# Breaking up a post to reply



## csxjohn (Jul 1, 2013)

I've looked in the instructions for replying with a quote. I want to reply to a little section at a time with my reply outside the multiple quotes that I see others do.  (I can't express the question in my mind, sorry.)

Here's an example--post number 2

http://www.tugbbs.com/forums/showthread.php?t=194840


----------



## DeniseM (Jul 1, 2013)

I do it manually by typing in the VBulletin code - I hit quote and then type in the code.  Note that I left extra spaces in the example, so you can see the code in red below.

1)  Click quote

2)  Delete what you don't want

3)  Type in the "quote" code at the beginning and end of quotes:

*[ quote ]*I've looked in the instructions for replying with a quote. *[ /quote ]*

Type your response here.

*[ quote ]*I want to reply to a little section at a time with my reply outside the multiple quotes that I see others do. (I can't express the question in my mind, sorry.)*[ /quote ]*

Will look like this without the extra spaces: 



> I've looked in the instructions for replying with a quote



Type your response here.



> I want to reply to a little section at a time with my reply outside the multiple quotes that I see others do. (I can't express the question in my mind, sorry.)


----------



## csxjohn (Jul 1, 2013)

Thank you, that's a lot of work on your part but I know it really makes your replies much easier to understand when you're pointing out different things in the same message.


----------



## DeniseM (Jul 1, 2013)

Once you know what the code is, it really is pretty easy.


----------



## csxjohn (Jul 1, 2013)

DeniseM said:


> Once


 upon a time


> you know what the code is


I may have known.  I'll have to find that paper.

Thanks again.


----------



## T_R_Oglodyte (Jul 1, 2013)

DeniseM said:


> Once you know what the code is, it really is pretty easy.
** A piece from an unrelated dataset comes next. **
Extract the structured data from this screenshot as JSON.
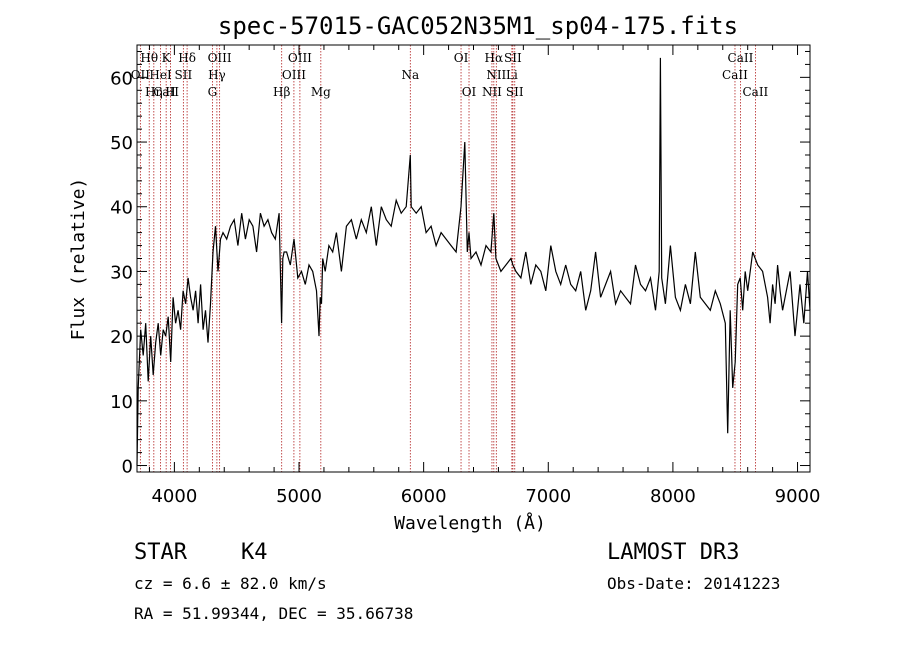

Yeah - at first breaking up is hard to do, but after you do it several times it get easy.


----------



## DeniseM (Jul 1, 2013)

T_R_Oglodyte said:


> Yeah - at first breaking up is hard to do, but after you do it several times it get easy.



That's a DIFFERENT code:  "I hope we can we still be friends?"


----------



## Rent_Share (Jul 1, 2013)

The Greatest Contributor on Tug said:
			
		

> Thank you, that's a lot of work on your part but I know it really makes your replies much easier to understand when you're pointing out different things in the same message.


 
You can get creative with the user name



			
				 Type Whatever tyou want it to read said:
			
		

> (omit first space)


----------



## SMHarman (Jul 1, 2013)

Another approach is to copy and then paste twice.  Delete from the first part the text you didn't want to respond to.  look for the ][ and put your response in the middle.  Delete the text from the second post and respond at the end.
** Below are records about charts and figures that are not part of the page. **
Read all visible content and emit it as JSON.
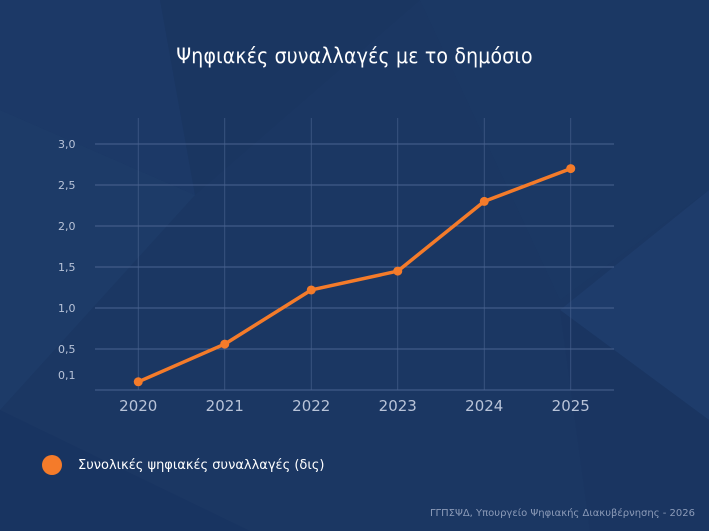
{
  "title": "Ψηφιακές συναλλαγές με το δημόσιο",
  "legend": {
    "label": "Συνολικές ψηφιακές συναλλαγές (δις)",
    "color": "#f47b2a"
  },
  "footer": "ΓΓΠΣΨΔ, Υπουργείο Ψηφιακής Διακυβέρνησης - 2026",
  "colors": {
    "background": "#1b3763",
    "line": "#f47b2a",
    "grid": "#4a6390",
    "text": "#b8c3d8"
  },
  "chart_data": {
    "type": "line",
    "title": "Ψηφιακές συναλλαγές με το δημόσιο",
    "xlabel": "",
    "ylabel": "",
    "categories": [
      "2020",
      "2021",
      "2022",
      "2023",
      "2024",
      "2025"
    ],
    "series": [
      {
        "name": "Συνολικές ψηφιακές συναλλαγές (δις)",
        "values": [
          0.1,
          0.56,
          1.22,
          1.45,
          2.3,
          2.7
        ]
      }
    ],
    "y_ticks": [
      "0,1",
      "0,5",
      "1,0",
      "1,5",
      "2,0",
      "2,5",
      "3,0"
    ],
    "ylim": [
      0,
      3.0
    ],
    "grid": true,
    "legend_position": "bottom-left"
  }
}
makes more sense when you try it.


----------



## AwayWeGo (Jul 1, 2013)

*I Resemble That Remark.*




SMHarman said:


> Another approach is to copy and then paste twice.  Delete from the first part the text you didn't want to respond to.  look for the ][ and put your response in the middle.  Delete the text from the second post and respond at the end.
> 
> makes more sense when you try it.


That's the way I like to do it -- not just twice, but as many times as necessary.

-- Alan Cole, McLean (Fairfax County), Virginia, USA.​


----------



## T_R_Oglodyte (Jul 1, 2013)

DeniseM said:


> That's a DIFFERENT code:  "I hope we can we still be friends?"
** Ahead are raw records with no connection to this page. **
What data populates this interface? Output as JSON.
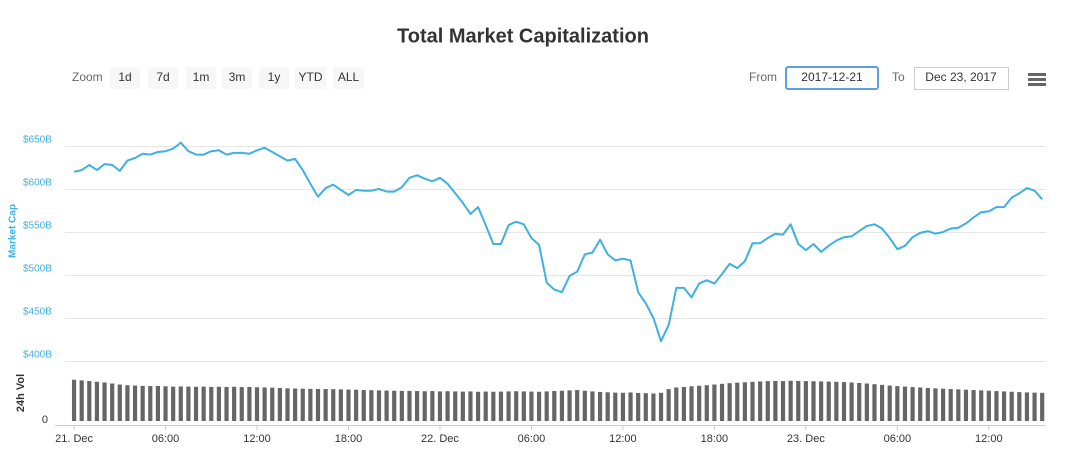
{
  "toolbar": {
    "zoom_label": "Zoom",
    "zoom_buttons": [
      "1d",
      "7d",
      "1m",
      "3m",
      "1y",
      "YTD",
      "ALL"
    ],
    "from_label": "From",
    "from_value": "2017-12-21",
    "to_label": "To",
    "to_value": "Dec 23, 2017"
  },
  "chart_data": {
    "type": "line",
    "title": "Total Market Capitalization",
    "y_label": "Market Cap",
    "y2_label": "24h Vol",
    "x": [
      0,
      0.5,
      1,
      1.5,
      2,
      2.5,
      3,
      3.5,
      4,
      4.5,
      5,
      5.5,
      6,
      6.5,
      7,
      7.5,
      8,
      8.5,
      9,
      9.5,
      10,
      10.5,
      11,
      11.5,
      12,
      12.5,
      13,
      13.5,
      14,
      14.5,
      15,
      15.5,
      16,
      16.5,
      17,
      17.5,
      18,
      18.5,
      19,
      19.5,
      20,
      20.5,
      21,
      21.5,
      22,
      22.5,
      23,
      23.5,
      24,
      24.5,
      25,
      25.5,
      26,
      26.5,
      27,
      27.5,
      28,
      28.5,
      29,
      29.5,
      30,
      30.5,
      31,
      31.5,
      32,
      32.5,
      33,
      33.5,
      34,
      34.5,
      35,
      35.5,
      36,
      36.5,
      37,
      37.5,
      38,
      38.5,
      39,
      39.5,
      40,
      40.5,
      41,
      41.5,
      42,
      42.5,
      43,
      43.5,
      44,
      44.5,
      45,
      45.5,
      46,
      46.5,
      47,
      47.5,
      48,
      48.5,
      49,
      49.5,
      50,
      50.5,
      51,
      51.5,
      52,
      52.5,
      53,
      53.5,
      54,
      54.5,
      55,
      55.5,
      56,
      56.5,
      57,
      57.5,
      58,
      58.5,
      59,
      59.5,
      60,
      60.5,
      61,
      61.5,
      62,
      62.5,
      63,
      63.5
    ],
    "series": [
      {
        "type": "line",
        "color": "#3fb0e0",
        "values": [
          620,
          622,
          628,
          622,
          629,
          628,
          621,
          633,
          636,
          641,
          640,
          643,
          644,
          647,
          654,
          644,
          640,
          640,
          644,
          645,
          640,
          642,
          642,
          641,
          645,
          648,
          643,
          638,
          633,
          635,
          622,
          606,
          591,
          601,
          605,
          599,
          593,
          599,
          598,
          598,
          600,
          597,
          597,
          602,
          613,
          616,
          612,
          609,
          613,
          606,
          595,
          584,
          571,
          579,
          558,
          536,
          536,
          558,
          562,
          559,
          543,
          535,
          491,
          483,
          480,
          499,
          504,
          524,
          526,
          541,
          524,
          517,
          519,
          517,
          480,
          467,
          450,
          423,
          442,
          485,
          485,
          474,
          490,
          494,
          490,
          501,
          513,
          508,
          516,
          537,
          537,
          543,
          548,
          547,
          559,
          536,
          529,
          536,
          527,
          534,
          540,
          544,
          545,
          551,
          557,
          559,
          554,
          543,
          530,
          534,
          544,
          549,
          551,
          548,
          550,
          554,
          555,
          560,
          567,
          573,
          574,
          579,
          579,
          590,
          595,
          601,
          598,
          588
        ]
      },
      {
        "type": "bar",
        "axis": "y2",
        "color": "#666666",
        "values": [
          24.0,
          23.6,
          23.2,
          22.8,
          22.4,
          21.8,
          21.2,
          20.8,
          20.6,
          20.4,
          20.3,
          20.4,
          20.2,
          20.0,
          20.1,
          20.0,
          19.9,
          20.0,
          19.8,
          19.9,
          19.8,
          19.9,
          19.7,
          19.8,
          19.6,
          19.5,
          19.4,
          19.2,
          19.0,
          18.9,
          18.8,
          18.7,
          18.6,
          18.6,
          18.5,
          18.4,
          18.3,
          18.2,
          18.0,
          17.9,
          17.8,
          17.7,
          17.6,
          17.5,
          17.5,
          17.4,
          17.3,
          17.4,
          17.2,
          17.3,
          17.2,
          17.1,
          17.2,
          17.0,
          17.1,
          17.0,
          17.1,
          17.2,
          17.3,
          17.2,
          17.1,
          17.0,
          17.2,
          17.4,
          17.6,
          17.8,
          18.0,
          17.6,
          17.2,
          16.9,
          16.7,
          16.5,
          16.4,
          16.6,
          16.3,
          16.2,
          16.0,
          16.4,
          18.5,
          19.5,
          19.8,
          20.2,
          20.5,
          20.8,
          21.2,
          21.6,
          22.0,
          22.3,
          22.5,
          22.8,
          23.0,
          23.2,
          23.3,
          23.2,
          23.4,
          23.3,
          23.2,
          23.1,
          23.0,
          22.9,
          22.8,
          22.6,
          22.4,
          22.1,
          21.8,
          21.4,
          21.0,
          20.6,
          20.3,
          20.0,
          19.7,
          19.5,
          19.2,
          19.0,
          18.8,
          18.6,
          18.4,
          18.2,
          18.0,
          17.8,
          17.6,
          17.4,
          17.2,
          17.0,
          16.8,
          16.6,
          16.5,
          16.4
        ]
      }
    ],
    "xlim": [
      -1.25,
      63.75
    ],
    "xticks": [
      {
        "value": 0,
        "label": "21. Dec"
      },
      {
        "value": 6,
        "label": "06:00"
      },
      {
        "value": 12,
        "label": "12:00"
      },
      {
        "value": 18,
        "label": "18:00"
      },
      {
        "value": 24,
        "label": "22. Dec"
      },
      {
        "value": 30,
        "label": "06:00"
      },
      {
        "value": 36,
        "label": "12:00"
      },
      {
        "value": 42,
        "label": "18:00"
      },
      {
        "value": 48,
        "label": "23. Dec"
      },
      {
        "value": 54,
        "label": "06:00"
      },
      {
        "value": 60,
        "label": "12:00"
      }
    ],
    "ylim": [
      400,
      660
    ],
    "yticks": [
      {
        "value": 400,
        "label": "$400B"
      },
      {
        "value": 450,
        "label": "$450B"
      },
      {
        "value": 500,
        "label": "$500B"
      },
      {
        "value": 550,
        "label": "$550B"
      },
      {
        "value": 600,
        "label": "$600B"
      },
      {
        "value": 650,
        "label": "$650B"
      }
    ],
    "y2lim": [
      0,
      25
    ],
    "y2ticks": [
      0
    ],
    "grid": true
  }
}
That's part of what comes from experience.  It took a several times before I realized that was female code for "I hope I never see you again." :ignore:


----------



## Bill4728 (Jul 2, 2013)

What I do is using the quote button (in the tool bar of the message box) I add both quote tags into were I want to add a response. Then I move the end quote tag to in front of the start quote tag



DeniseM said:


> Once you know*(QUOTE][/QUOTE)* what the code is, it really is pretty easy.


Then becomes:


DeniseM said:


> Once you know*[/QUOTE)Type response here (QUOTE]* what the code is, it really is pretty easy.



Final look 





DeniseM said:


> Once you know


*Type response here *


> what the code is, it really is pretty easy.


----------